Julien Bonhomme, Le champion du quartier. Se faire un nom dans la lutte sénégalaise. Mimésis, coll. « Ethnologiques », 352 p., 26 €
J’avais attendu quatre heures dans l’immense stade Léopold Sédar Senghor de Dakar, plein comme un œuf de jeunes hommes enthousiastes, un combat annoncé pour 14 heures et qui était précédé de mouvements incompréhensibles, danses, défilés, douches de produits colorés, préparations étranges captivant toutes les attentions. Je me sentais seul à attendre un combat qui ne viendrait sans doute pas. Alors que l’arène était subjuguée par ces remue-ménages – échauffements, pourparlers, pauses bras en l’air, bousculades, chants, lâcher de poulets, objets enterrés –, je ne savais où loger mon attention. Les invités d’honneur étaient pourtant présents sur des gradins surélevés et abrités du soleil. Les caméras branchées tournaient déjà à plein régime. Les sponsors et les promoteurs circulaient avec leurs banderoles colorées. Et les demi-heures filaient, tout aussi obscures. Quelque chose se passait sans que j’en comprenne rien. J’allais me résoudre à quitter les lieux. L’étrangeté conduit parfois à la porte. Lorsque soudain un combat sort de terre, prise de bras, mains tapotant la tête baissée de l’adversaire, cheville prise, coup de genou, accroche sur reins : un homme est arraché du sol et tombe sur le dos. 37 secondes. Battu. L’affaire est close. Aucun applaudissement. Tout ça pour ça ? Tout juste une escarmouche. Les danses reprennent. Des invectives pleuvent, des gestes menaçants circulent. L’arène se vide en une grosse bousculade. Je suis vidé d’incompréhension. Quatre heures impénétrables, c’est si long. Et si ce n’était pas le corps-à-corps qui était l’objet de cette lutte sénégalaise ?

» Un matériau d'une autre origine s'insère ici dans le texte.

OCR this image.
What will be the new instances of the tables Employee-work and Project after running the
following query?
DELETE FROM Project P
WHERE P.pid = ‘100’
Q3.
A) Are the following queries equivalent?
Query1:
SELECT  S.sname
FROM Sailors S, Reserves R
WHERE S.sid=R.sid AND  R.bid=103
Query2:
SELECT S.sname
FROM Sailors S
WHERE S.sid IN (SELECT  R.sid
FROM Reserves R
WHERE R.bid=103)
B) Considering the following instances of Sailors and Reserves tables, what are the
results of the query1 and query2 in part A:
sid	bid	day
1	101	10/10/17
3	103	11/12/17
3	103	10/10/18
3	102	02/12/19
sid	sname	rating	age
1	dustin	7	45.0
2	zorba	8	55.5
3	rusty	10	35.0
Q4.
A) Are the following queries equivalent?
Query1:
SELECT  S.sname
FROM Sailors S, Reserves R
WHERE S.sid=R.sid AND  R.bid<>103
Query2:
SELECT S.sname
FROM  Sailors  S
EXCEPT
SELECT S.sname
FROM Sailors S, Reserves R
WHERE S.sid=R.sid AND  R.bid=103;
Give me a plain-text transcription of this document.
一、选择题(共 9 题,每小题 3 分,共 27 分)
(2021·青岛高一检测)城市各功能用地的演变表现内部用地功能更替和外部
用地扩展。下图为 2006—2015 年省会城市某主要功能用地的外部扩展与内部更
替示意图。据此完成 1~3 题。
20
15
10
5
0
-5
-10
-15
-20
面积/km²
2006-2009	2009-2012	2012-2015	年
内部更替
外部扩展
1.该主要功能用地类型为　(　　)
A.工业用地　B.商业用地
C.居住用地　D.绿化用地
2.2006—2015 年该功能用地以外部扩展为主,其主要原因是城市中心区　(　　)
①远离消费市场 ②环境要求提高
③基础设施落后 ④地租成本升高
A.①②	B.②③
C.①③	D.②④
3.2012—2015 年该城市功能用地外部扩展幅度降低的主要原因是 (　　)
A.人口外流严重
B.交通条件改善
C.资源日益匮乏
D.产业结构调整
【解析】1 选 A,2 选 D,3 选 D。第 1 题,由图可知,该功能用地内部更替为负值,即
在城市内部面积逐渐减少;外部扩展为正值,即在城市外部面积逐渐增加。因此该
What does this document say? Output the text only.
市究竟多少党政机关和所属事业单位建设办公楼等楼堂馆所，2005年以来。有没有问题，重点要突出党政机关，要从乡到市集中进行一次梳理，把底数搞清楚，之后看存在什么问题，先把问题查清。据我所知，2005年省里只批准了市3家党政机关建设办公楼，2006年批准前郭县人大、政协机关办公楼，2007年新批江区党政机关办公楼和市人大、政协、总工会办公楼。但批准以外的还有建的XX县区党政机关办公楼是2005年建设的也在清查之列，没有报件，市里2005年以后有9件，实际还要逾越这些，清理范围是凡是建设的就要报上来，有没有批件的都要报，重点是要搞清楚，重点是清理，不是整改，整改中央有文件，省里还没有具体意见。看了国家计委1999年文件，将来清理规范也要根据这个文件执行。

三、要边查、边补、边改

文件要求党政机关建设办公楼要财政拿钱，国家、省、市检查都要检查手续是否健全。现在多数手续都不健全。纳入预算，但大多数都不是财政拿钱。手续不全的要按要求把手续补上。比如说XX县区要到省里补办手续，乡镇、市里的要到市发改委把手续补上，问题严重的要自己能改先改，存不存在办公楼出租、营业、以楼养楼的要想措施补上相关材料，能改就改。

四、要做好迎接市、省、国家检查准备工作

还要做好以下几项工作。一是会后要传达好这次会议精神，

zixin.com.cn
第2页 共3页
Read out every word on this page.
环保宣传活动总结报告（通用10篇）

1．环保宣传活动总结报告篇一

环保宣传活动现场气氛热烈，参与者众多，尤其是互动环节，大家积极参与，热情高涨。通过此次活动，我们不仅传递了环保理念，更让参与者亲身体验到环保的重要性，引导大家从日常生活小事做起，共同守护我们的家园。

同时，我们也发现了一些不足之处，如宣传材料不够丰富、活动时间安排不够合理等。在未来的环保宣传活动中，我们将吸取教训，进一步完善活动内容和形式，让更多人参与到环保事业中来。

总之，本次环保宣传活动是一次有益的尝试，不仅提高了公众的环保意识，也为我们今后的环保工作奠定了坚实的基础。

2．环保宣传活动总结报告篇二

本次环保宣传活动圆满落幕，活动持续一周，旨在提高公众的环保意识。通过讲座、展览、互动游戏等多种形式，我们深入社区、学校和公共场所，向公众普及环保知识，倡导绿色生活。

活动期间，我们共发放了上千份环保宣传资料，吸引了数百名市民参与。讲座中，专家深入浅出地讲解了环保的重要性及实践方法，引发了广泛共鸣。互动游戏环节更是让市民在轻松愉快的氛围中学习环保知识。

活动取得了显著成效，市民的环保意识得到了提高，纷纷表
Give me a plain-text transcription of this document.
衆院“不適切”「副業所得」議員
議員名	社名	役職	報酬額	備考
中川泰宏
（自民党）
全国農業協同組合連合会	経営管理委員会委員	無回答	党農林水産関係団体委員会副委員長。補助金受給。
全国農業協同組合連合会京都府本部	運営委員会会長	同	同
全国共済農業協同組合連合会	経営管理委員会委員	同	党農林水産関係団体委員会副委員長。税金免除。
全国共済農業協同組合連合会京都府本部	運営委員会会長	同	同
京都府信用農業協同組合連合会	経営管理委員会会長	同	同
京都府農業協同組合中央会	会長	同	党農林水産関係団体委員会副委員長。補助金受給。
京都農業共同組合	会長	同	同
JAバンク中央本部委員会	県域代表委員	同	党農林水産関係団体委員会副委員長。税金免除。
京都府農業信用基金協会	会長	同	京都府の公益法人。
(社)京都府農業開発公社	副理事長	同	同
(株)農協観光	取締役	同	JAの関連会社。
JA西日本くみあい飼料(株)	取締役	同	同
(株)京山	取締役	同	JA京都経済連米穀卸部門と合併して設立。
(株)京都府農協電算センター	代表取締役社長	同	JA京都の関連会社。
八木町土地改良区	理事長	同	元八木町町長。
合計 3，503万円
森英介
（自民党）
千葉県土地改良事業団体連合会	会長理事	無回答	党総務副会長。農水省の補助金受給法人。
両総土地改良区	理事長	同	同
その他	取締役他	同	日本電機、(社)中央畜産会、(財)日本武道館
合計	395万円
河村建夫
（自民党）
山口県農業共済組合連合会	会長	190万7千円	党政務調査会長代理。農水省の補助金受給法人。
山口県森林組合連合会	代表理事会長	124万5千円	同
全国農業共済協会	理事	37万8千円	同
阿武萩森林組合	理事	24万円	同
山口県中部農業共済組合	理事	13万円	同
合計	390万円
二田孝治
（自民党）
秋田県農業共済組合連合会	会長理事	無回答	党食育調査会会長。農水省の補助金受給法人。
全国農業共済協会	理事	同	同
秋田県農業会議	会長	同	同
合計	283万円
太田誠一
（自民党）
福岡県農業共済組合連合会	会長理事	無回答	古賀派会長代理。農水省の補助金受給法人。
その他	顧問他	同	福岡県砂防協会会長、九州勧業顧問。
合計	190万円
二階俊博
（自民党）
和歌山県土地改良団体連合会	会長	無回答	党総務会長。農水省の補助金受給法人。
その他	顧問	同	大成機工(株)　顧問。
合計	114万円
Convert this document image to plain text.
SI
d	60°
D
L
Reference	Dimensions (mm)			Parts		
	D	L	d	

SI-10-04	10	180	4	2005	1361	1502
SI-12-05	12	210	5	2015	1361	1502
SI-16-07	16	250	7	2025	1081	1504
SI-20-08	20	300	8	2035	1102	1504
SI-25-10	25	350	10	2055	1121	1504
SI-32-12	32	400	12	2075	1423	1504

L’ouvrage de Julien Bonhomme tombe à pic. Enfin j’accède à une saisie ethnographique dense, une véritable étude de plusieurs années au sein des collectifs et des familles de lutteurs pour éclairer ce point final, ce jour où culminent toutes les forces travaillées pour la réputation de son héros. Car l’auteur campe une tout autre arène, bien plus large, inscrite dans l’année qui s’est écoulée, dans les villages des deux combattants, les réseaux de préparations mystico-affairistes qui conduiront à cet après-midi de magie-sorcellerie. Il s’agit bien d’appréhender une scène sociale au sens fort, un espace-temps qui transporte des hommes, une écurie de lutteurs sur les plages d’entrainements, sa famille élargie, son quartier et son village d’origine, une coalition de supporters, de vieux détenteurs de savoir magico-religieux, des marabouts qui feront barrage au mal destructeur. Le fond de scène se passe dans les sociabilités de rue, les réseaux d’activités de réparation automobile ou de fabrique de meubles, où chacun va contribuer économiquement à soutenir « notre champion », car « un bon lutteur doit avoir un ventre bien nourri » afin de rehausser la réputation des métiers. Chaque jour, des centaines de jeunes travailleurs s’entrainent inlassablement sur les plages de Dakar, « cherchant de la force » à lui retransmettre, « prenant du poids » pour monter dans la carrière des prétendants et accroître la popularité de la rue.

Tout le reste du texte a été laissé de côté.